13 December 2011, Sweetcrude, KUWAIT CITY – As the Organisation of Petroleum Exporting Countries (OPEC) ministers prepare to meet in Vienna, Austria, on December 14, Kuwait’s oil minister says there is no need to change the group’s crude output or production quotas.
“I don’t think there is any need to change either production or quota because now the market is stable,” Mohammad al-Busairy told Bloomberg News as he left for Vienna from Kuwait. “Most of the countries in OPEC agree there is no need to change anything about the quota or the production.”
OPEC will probably fail at the meeting in Vienna to set a target that more closely matches production, according to all but five of 26 traders and analysts surveyed by Bloomberg News Dec. 6-8. Instead, they are likely to stick with a three year-old ceiling that members exceeded by 11 percent in November.
The group failed to reach an agreement on quotas for the first time in at least 20 years at its June 8 meeting when a Saudi Arabia-backed proposal to boost output to make up for lost Libyan supply was rebuffed by Iran, Venezuela and four other countries. Six months later, there are uncertainties surrounding global oil demand amid signs that Europe’s debt crisis may drive the world into a recession.
Clouded View
The outlook for global economic growth is so clouded, the Paris-based International Energy Agency this year issued different forecasts for oil demand in 2012, based on alternative scenarios. In its most likely scenario, the world economy will expand by 3.9 percent, with oil consumption rising 1.5 percent to 90.5 million barrels a day, the IEA said Nov. 10. Should growth average 2.6 percent, demand for crude will increase by 0.3 percent, it said.
Saudi Arabia’s oil minister Ali al-Naimi, who said the world’s biggest crude producer pumped the most in at least three decades last month, signaled on Dec. 8 that there’s no pressure to agree on new targets. Asked in an interview in Durban, South Africa, whether OPEC needs to revise the group ceiling, he replied, “Who says?”

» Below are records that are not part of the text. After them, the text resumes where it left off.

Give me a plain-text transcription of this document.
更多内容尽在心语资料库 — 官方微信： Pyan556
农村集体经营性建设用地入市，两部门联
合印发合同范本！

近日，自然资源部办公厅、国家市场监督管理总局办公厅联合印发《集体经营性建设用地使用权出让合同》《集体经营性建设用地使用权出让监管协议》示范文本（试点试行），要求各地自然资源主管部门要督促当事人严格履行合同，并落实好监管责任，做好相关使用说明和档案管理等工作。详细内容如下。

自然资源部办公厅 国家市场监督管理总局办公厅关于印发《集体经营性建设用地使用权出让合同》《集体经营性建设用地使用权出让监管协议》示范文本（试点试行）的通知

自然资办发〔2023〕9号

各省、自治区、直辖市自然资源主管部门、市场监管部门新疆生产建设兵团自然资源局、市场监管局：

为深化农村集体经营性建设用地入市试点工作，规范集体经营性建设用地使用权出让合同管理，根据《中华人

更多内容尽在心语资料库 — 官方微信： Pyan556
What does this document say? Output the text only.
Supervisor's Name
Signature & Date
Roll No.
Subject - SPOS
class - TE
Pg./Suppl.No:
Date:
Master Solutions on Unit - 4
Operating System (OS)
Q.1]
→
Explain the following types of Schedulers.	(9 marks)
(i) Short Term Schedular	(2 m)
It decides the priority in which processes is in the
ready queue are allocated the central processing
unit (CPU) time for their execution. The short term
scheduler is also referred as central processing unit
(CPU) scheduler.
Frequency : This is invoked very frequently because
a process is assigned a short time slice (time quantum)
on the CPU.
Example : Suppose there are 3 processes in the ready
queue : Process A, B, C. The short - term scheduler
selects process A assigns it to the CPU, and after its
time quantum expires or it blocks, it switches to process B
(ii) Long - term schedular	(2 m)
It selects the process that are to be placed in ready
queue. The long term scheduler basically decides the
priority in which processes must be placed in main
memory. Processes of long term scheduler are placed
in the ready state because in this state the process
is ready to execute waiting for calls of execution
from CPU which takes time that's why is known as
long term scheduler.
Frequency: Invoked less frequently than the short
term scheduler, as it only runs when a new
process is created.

“I don’t expect a net change in group production at this meeting,” Jason Schenker, the president of Prestige Economics LLC in Austin, Texas, said today in an interview in Vienna. “I expect an ad hoc production-change dynamic to remain in place to respond to the economic downside risks through the next meeting in June.”
OPEC’s 12 members are Algeria, Angola, Ecuador, Iran, Iraq, Kuwait, Libya, Nigeria, Qatar, Saudi Arabia, the United Arab Emirates and Venezuela.